Aliás, Jorge, o primogênito do casal Rizkallah e Zekié, mesmo depois de casado, morou por muitos anos com sua esposa e filhos, na casa dos pais. A esposa de Jorge, nora de Zekié, Marie Der Markossian, aprendera a culinária árabe por meio dos ensinamentos da sogra, que ajudava também na criação dos netos.

Os filhos, Nagib e Salim, que, casados, moravam em outras residências, quando iam visitar os pais levando os netos, invariavelmente recebiam uma ordem de Zekié: “pegue aquela caixa”.

Na caixa, tesouros guardados a espera dos netos:

“Eram doces, açucarados, uma maravilha para nós, crianças. Quando nossos pais, preocupados com a quantidade de doces que comíamos, reclamavam ela dizia ‘come, é água’, querendo dizer que, como água, não nos faria mal”,  relembra Mario Roberto Rizkallah, atual diretor da Casa da Boia, filho de Salim, neto de Zekié e Rizkallah Jorge.

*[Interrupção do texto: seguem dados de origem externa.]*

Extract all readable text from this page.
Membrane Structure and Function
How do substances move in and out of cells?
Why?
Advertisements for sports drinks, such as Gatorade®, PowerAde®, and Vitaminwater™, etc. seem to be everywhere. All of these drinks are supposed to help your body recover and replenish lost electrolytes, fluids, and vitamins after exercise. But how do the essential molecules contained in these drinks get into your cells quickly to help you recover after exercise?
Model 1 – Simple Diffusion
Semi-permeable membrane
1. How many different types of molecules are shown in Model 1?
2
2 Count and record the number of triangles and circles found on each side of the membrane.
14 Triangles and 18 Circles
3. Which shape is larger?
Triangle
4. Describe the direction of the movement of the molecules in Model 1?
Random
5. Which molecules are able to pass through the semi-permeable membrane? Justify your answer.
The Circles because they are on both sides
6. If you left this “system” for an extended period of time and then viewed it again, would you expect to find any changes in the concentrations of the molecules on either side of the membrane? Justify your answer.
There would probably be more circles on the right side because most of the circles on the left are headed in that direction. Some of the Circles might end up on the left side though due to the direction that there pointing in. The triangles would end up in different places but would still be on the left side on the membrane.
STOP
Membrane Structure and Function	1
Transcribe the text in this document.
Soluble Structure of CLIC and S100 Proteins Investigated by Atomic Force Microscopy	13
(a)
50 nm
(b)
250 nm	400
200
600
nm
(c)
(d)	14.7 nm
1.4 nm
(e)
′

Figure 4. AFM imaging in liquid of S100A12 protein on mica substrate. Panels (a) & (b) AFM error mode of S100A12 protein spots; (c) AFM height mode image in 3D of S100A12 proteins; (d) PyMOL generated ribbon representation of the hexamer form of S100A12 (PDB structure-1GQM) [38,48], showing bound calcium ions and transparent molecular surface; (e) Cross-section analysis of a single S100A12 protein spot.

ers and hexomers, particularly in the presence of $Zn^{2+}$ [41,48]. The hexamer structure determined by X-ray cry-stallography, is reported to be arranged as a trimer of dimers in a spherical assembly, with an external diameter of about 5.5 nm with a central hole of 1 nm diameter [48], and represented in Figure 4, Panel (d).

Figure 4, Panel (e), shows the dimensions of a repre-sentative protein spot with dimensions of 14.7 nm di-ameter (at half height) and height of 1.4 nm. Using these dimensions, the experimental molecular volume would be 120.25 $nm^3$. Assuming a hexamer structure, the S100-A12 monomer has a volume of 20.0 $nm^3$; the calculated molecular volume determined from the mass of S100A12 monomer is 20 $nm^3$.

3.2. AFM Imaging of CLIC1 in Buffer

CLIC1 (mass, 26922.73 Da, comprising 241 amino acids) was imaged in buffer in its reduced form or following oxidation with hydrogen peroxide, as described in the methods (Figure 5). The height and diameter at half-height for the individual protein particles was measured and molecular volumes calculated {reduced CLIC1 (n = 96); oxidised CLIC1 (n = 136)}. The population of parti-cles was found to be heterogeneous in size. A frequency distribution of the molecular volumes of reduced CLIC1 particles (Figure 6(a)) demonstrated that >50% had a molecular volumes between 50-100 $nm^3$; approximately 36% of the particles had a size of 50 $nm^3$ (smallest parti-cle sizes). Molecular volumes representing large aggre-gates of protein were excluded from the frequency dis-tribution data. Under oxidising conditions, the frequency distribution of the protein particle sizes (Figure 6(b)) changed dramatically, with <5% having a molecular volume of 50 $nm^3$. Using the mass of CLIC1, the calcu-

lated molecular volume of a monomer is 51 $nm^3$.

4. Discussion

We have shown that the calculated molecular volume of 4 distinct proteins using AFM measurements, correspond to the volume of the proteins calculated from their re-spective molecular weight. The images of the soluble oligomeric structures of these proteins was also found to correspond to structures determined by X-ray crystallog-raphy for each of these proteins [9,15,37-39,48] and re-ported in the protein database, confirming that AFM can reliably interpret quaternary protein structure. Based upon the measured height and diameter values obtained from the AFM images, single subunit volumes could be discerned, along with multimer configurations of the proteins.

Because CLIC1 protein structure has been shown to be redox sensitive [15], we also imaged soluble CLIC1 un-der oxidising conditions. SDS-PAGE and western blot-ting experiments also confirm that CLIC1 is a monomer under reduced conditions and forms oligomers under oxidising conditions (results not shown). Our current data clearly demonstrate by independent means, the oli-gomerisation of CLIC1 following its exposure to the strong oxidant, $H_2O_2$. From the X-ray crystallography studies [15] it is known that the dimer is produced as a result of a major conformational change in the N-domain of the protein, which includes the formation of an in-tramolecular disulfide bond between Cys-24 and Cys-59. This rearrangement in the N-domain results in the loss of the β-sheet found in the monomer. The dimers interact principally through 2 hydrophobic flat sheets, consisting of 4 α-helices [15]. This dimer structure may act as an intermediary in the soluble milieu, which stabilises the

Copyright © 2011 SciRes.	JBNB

“Me chamo Mario por influência dela, que era católica e muito religiosa. Mario remeteria à Maria, mãe de Jesus”.

Zekié Naccache não exerceu funções na Casa da Boia,  mas se dedicou à família, se tornando um pilar dos Rizkallah, a medida que se tornara responsável não apenas pela educação dos filhos, mas também por viabilizar as atividades de benemerência a que o casal Zekié e Rizkallah se dedicaram ao longo da vida e garantir a unidade do núcleo familiar até o seu falecimento, na década de 1970.

É, na figura desta mulher ímpar, que desejamos a todas as mães que tenham não um único dia de comemoração, mas que todos os dias, do mais extraordinário ao mais comum, sejam dignos de serem comemorados.